DE Germania DE Germania DE Germania GE Georgia IT Italia KR Croazia PY Paraguay PL Polonia RO Romania

Il mio ciclo

 

IL CICLO MESTRUALE
Con questa espressione, nota anche come ciclo ovarico od ovulatorio, si intende una sequenza di cambiamenti periodici che avvengono nel corpo della donna con lo scopo di portare a maturazione una cellula uovo e di preparare un ambiente uterino adatto al suo impianto. La durata del ciclo mestruale si calcola contando il numero dei giorni che vanno dal primo giorno di mestruazione, identificata dal giorno in cui appare sangue rosso, fino al giorno che precede la comparsa della mestruazione successiva, identificata con lo stesso criterio.
 
Col termine mestruazione si intende: “l'eliminazione, attraverso il sangue, dello strato più esterno del rivestimento interno dell'utero (endometrio).

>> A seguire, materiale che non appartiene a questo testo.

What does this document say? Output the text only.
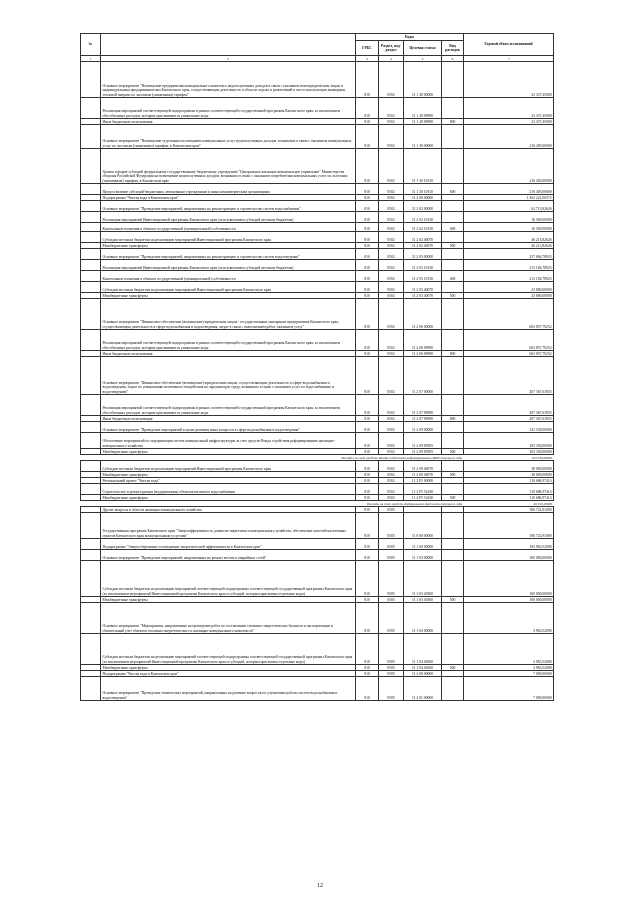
№		Коды				Годовой объем ассигнований
		ГРБС	Раздел, под-раздел	Целевая статья	Вид расходов	
1	2	3	4	5	6	7
	Основное мероприятие "Возмещение предприятиям коммунального комплекса недополученных доходов в связи с оказанием ими юридическим лицам и индивидуальным предпринимателям Камчатского края, осуществляющим деятельность в области отдыха и развлечений в части эксплуатации аквапарков, тепловой энергии по льготным (сниженным) тарифам"	810	0502	11 1 28 00000		23 337,45000
	Реализация мероприятий соответствующей подпрограммы в рамках соответствующей государственной программы Камчатского края, за исключением обособленных расходов, которым присваиваются уникальные коды	810	0502	11 1 28 09990		23 337,45000
	Иные бюджетные ассигнования	810	0502	11 1 28 09990	800	23 337,45000
	Основное мероприятие "Возмещение отдельным поставщикам коммунальных услуг недополученных доходов, возникших в связи с оказанием коммунальных услуг по льготным (сниженным) тарифам, в Камчатском крае"	810	0502	11 1 30 00000		216 405,00000
	Гранты в форме субсидий федеральному государственному бюджетному учреждению "Центральное жилищно-коммунальное управление" Министерства обороны Российской Федерации на возмещение недополученных доходов, возникших в связи с оказанием потребителям коммунальных услуг по льготным (сниженным) тарифам, в Камчатском крае	810	0502	11 1 30 10310		216 405,00000
	Предоставление субсидий бюджетным, автономным учреждениям и иным некоммерческим организациям	810	0502	11 1 30 10310	600	216 405,00000
	Подпрограмма "Чистая вода в Камчатском крае"	810	0502	11 2 00 00000		1 362 221,00372
	Основное мероприятие "Проведение мероприятий, направленных на реконструкцию и строительство систем водоснабжения"	810	0502	11 2 02 00000		62 713,82626
	Реализация мероприятий Инвестиционной программы Камчатского края (за исключением субсидий местным бюджетам)	810	0502	11 2 02 10130		16 500,00000
	Капитальные вложения в объекты государственной (муниципальной) собственности	810	0502	11 2 02 10130	400	16 500,00000
	Субсидии местным бюджетам на реализацию мероприятий Инвестиционной программы Камчатского края	810	0502	11 2 02 40070		46 213,82626
	Межбюджетные трансферты	810	0502	11 2 02 40070	500	46 213,82626
	Основное мероприятие "Проведение мероприятий, направленных на реконструкцию и строительство систем водоотведения"	810	0502	11 2 03 00000		237 064,78925
	Реализация мероприятий Инвестиционной программы Камчатского края (за исключением субсидий местным бюджетам)	810	0502	11 2 03 10130		213 184,78925
	Капитальные вложения в объекты государственной (муниципальной) собственности	810	0502	11 2 03 10130	400	213 184,78925
	Субсидии местным бюджетам на реализацию мероприятий Инвестиционной программы Камчатского края	810	0502	11 2 03 40070		23 880,00000
	Межбюджетные трансферты	810	0502	11 2 03 40070	500	23 880,00000
	Основное мероприятие "Финансовое обеспечение (возмещение) юридическим лицам - государственным унитарным предприятиям Камчатского края, осуществляющим деятельность в сфере водоснабжения и водоотведения, затрат в связи с выполнением работ, оказанием услуг"	810	0502	11 2 06 00000		602 857,79252
	Реализация мероприятий соответствующей подпрограммы в рамках соответствующей государственной программы Камчатского края, за исключением обособленных расходов, которым присваиваются уникальные коды	810	0502	11 2 06 09990		602 857,79252
	Иные бюджетные ассигнования	810	0502	11 2 06 09990	800	602 857,79252
	Основное мероприятие "Финансовое обеспечение (возмещение) юридическим лицам, осуществляющим деятельность в сфере водоснабжения и водоотведения, затрат по уменьшению негативного воздействия на окружающую среду, возникших в связи с оказанием услуг по водоснабжению и водоотведению"	810	0502	11 2 07 00000		207 367,61855
	Реализация мероприятий соответствующей подпрограммы в рамках соответствующей государственной программы Камчатского края, за исключением обособленных расходов, которым присваиваются уникальные коды	810	0502	11 2 07 09990		207 367,61855
	Иные бюджетные ассигнования	810	0502	11 2 07 09990	800	207 367,61855
	Основное мероприятие "Проведение мероприятий в целях решения иных вопросов в сфере водоснабжения и водоотведения"	810	0502	11 2 09 00000		141 530,00000
	Обеспечение мероприятий по модернизации систем коммунальной инфраструктуры за счет средств Фонда содействия реформированию жилищно-коммунального хозяйства	810	0502	11 2 09 09505		103 330,00000
	Межбюджетные трансферты	810	0502	11 2 09 09505	500	103 330,00000
Расходы за счет средств Фонда содействия реформированию ЖКХ текущего года						103 330,00000
	Субсидии местным бюджетам на реализацию мероприятий Инвестиционной программы Камчатского края	810	0502	11 2 09 40070		38 000,00000
	Межбюджетные трансферты	810	0502	11 2 09 40070	500	38 000,00000
	Региональный проект "Чистая вода"	810	0502	11 2 F5 00000		110 686,97414
	Строительство и реконструкция (модернизация) объектов питьевого водоснабжения	810	0502	11 2 F5 52430		110 686,97414
	Межбюджетные трансферты	810	0502	11 2 F5 52430	500	110 686,97414
Расходы за счет средств федерального бюджета текущего года						49 310,20000
	Другие вопросы в области жилищно-коммунального хозяйства	810	0505			186 722,91000
	Государственная программа Камчатского края "Энергоэффективность, развитие энергетики и коммунального хозяйства, обеспечение жителей населенных пунктов Камчатского края коммунальными услугами"	810	0505	11 0 00 00000		186 722,91000
	Подпрограмма "Энергосбережение и повышение энергетической эффективности в Камчатском крае"	810	0505	11 1 00 00000		103 963,52000
	Основное мероприятие "Проведение мероприятий, направленных на ремонт ветхих и аварийных сетей"	810	0505	11 1 03 00000		100 000,00000
	Субсидии местным бюджетам на реализацию мероприятий соответствующей подпрограммы соответствующей государственной программы Камчатского края (за исключением мероприятий Инвестиционной программы Камчатского края и субсидий, которым присвоены отдельные коды)	810	0505	11 1 03 40360		100 000,00000
	Межбюджетные трансферты	810	0505	11 1 03 40360	500	100 000,00000
	Основное мероприятие "Мероприятия, направленные на проведение работ по составлению топливно-энергетических балансов и паспортизации и обязательный учет объектов топливно-энергетического и жилищно-коммунального комплексов"	810	0505	11 1 04 00000		3 963,52000
	Субсидии местным бюджетам на реализацию мероприятий соответствующей подпрограммы соответствующей государственной программы Камчатского края (за исключением мероприятий Инвестиционной программы Камчатского края и субсидий, которым присвоены отдельные коды)	810	0505	11 1 04 40360		3 963,52000
	Межбюджетные трансферты	810	0505	11 1 04 40360	500	3 963,52000
	Подпрограмма "Чистая вода в Камчатском крае"	810	0505	11 2 00 00000		7 000,00000
	Основное мероприятие "Проведение технических мероприятий, направленных на решение вопросов по улучшению работы систем водоснабжения и водоотведения"	810	0505	11 2 01 00000		7 000,00000
12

Essa si verifica al termine di una fase di temperatura corporea elevata, quando la temperatura scende di qualche decimo di grado”.

 

Non è noto quanto duri l’arco di tempo che va dal primo giorno delle mestruazioni all’inizio del periodo fertile. 
Sappiamo però che ci sono vari giorni durante i quali è possibile che l'ovulazione avvenga. Il giorno esatto dell’ovulazione, quindi, non si può definire con esattezza. Si può solo conoscere la durata del periodo fertile, determinandone con precisione l’inizio e la fine.


 

La prima parte del ciclo, quella in cui avvengono la ricostruzione dell'endometrio e la maturazione del follicolo che contiene la cellula uovo, prende il nome di fase follicolare, o estrogenica o proliferativa ed ha una  lunghezza variabile.

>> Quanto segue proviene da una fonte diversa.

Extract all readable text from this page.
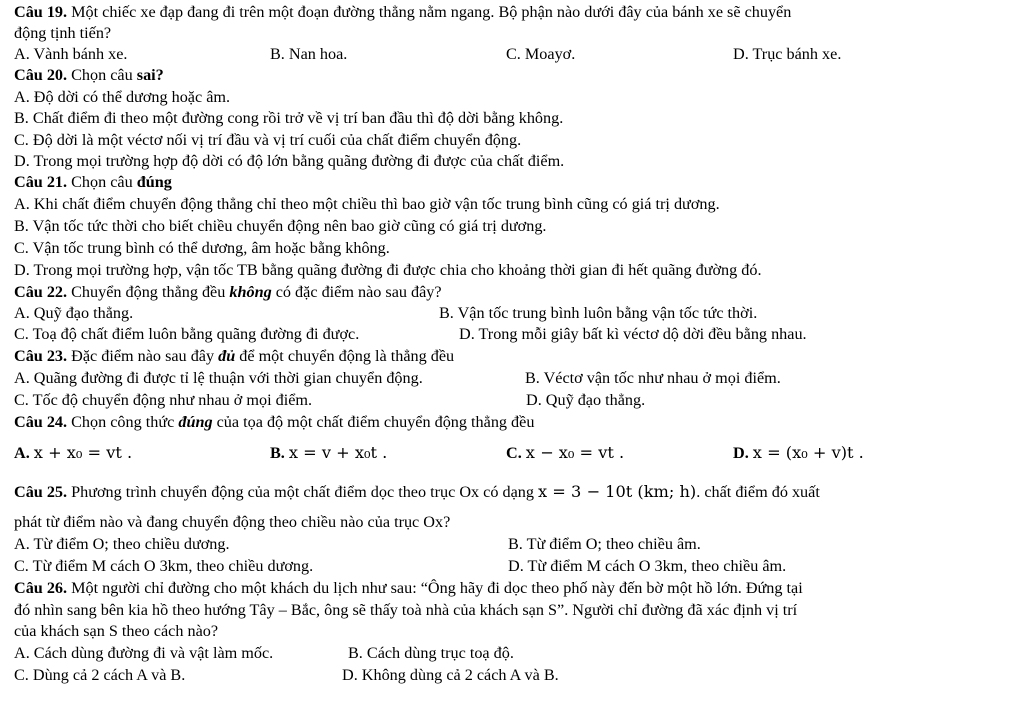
Câu 19. Một chiếc xe đạp đang đi trên một đoạn đường thẳng nằm ngang. Bộ phận nào dưới đây của bánh xe sẽ chuyển
động tịnh tiến?
A. Vành bánh xe.	B. Nan hoa.	C. Moayơ.	D. Trục bánh xe.
Câu 20. Chọn câu sai?
A. Độ dời có thể dương hoặc âm.
B. Chất điểm đi theo một đường cong rồi trở về vị trí ban đầu thì độ dời bằng không.
C. Độ dời là một véctơ nối vị trí đầu và vị trí cuối của chất điểm chuyển động.
D. Trong mọi trường hợp độ dời có độ lớn bằng quãng đường đi được của chất điểm.
Câu 21. Chọn câu đúng
A. Khi chất điểm chuyển động thẳng chỉ theo một chiều thì bao giờ vận tốc trung bình cũng có giá trị dương.
B. Vận tốc tức thời cho biết chiều chuyển động nên bao giờ cũng có giá trị dương.
C. Vận tốc trung bình có thể dương, âm hoặc bằng không.
D. Trong mọi trường hợp, vận tốc TB bằng quãng đường đi được chia cho khoảng thời gian đi hết quãng đường đó.
Câu 22. Chuyển động thẳng đều không có đặc điểm nào sau đây?
A. Quỹ đạo thẳng.	B. Vận tốc trung bình luôn bằng vận tốc tức thời.
C. Toạ độ chất điểm luôn bằng quãng đường đi được.	D. Trong mỗi giây bất kì véctơ dộ dời đều bằng nhau.
Câu 23. Đặc điểm nào sau đây đủ để một chuyển động là thẳng đều
A. Quãng đường đi được tỉ lệ thuận với thời gian chuyển động.	B. Véctơ vận tốc như nhau ở mọi điểm.
C. Tốc độ chuyển động như nhau ở mọi điểm.	D. Quỹ đạo thẳng.
Câu 24. Chọn công thức đúng của tọa độ một chất điểm chuyển động thẳng đều
A. x + x₀ = vt .	B. x = v + x₀t .	C. x − x₀ = vt .	D. x = (x₀ + v)t .
Câu 25. Phương trình chuyển động của một chất điểm dọc theo trục Ox có dạng x = 3 − 10t (km; h). chất điểm đó xuất
phát từ điểm nào và đang chuyển động theo chiều nào của trục Ox?
A. Từ điểm O; theo chiều dương.	B. Từ điểm O; theo chiều âm.
C. Từ điểm M cách O 3km, theo chiều dương.	D. Từ điểm M cách O 3km, theo chiều âm.
Câu 26. Một người chỉ đường cho một khách du lịch như sau: “Ông hãy đi dọc theo phố này đến bờ một hồ lớn. Đứng tại
đó nhìn sang bên kia hồ theo hướng Tây – Bắc, ông sẽ thấy toà nhà của khách sạn S”. Người chỉ đường đã xác định vị trí
của khách sạn S theo cách nào?
A. Cách dùng đường đi và vật làm mốc.	B. Cách dùng trục toạ độ.
C. Dùng cả 2 cách A và B.	D. Không dùng cả 2 cách A và B.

Durante questa fase all’interno dell’ovaio iniziano a crescere e a maturare una serie di follicoli. Saranno loro che, maturando, produrranno gli ormoni estrogeni cui spetterà di stimolare la proliferazione del nuovo endometrio. 


Anche se non tutte le donne la percepiscono,  la prima sensazione che si può avere in seguito all’aumento degli estrogeni è quella di avere "qualche cosa" che scorre all’interno della vagina. L'espressione più frequente per descrivere questo evento, che compare improvvisamente, è: "sento un qualche cosa che sta accadendo  all’interno della vagina: avverto una sensazione di umido interno”. Tuttavia, anche se questa donna avesse la possibilità di andare immediatamente al bagno e si osservasse, non vedrebbe nulla e sarebbe esternamente asciutta.

Possiamo però dire, sulla base di numerosi dati biologici, che il giorno in cui compare questa sensazione di umido all’interno della vagina si può considerare come il primo giorno del periodo fertile.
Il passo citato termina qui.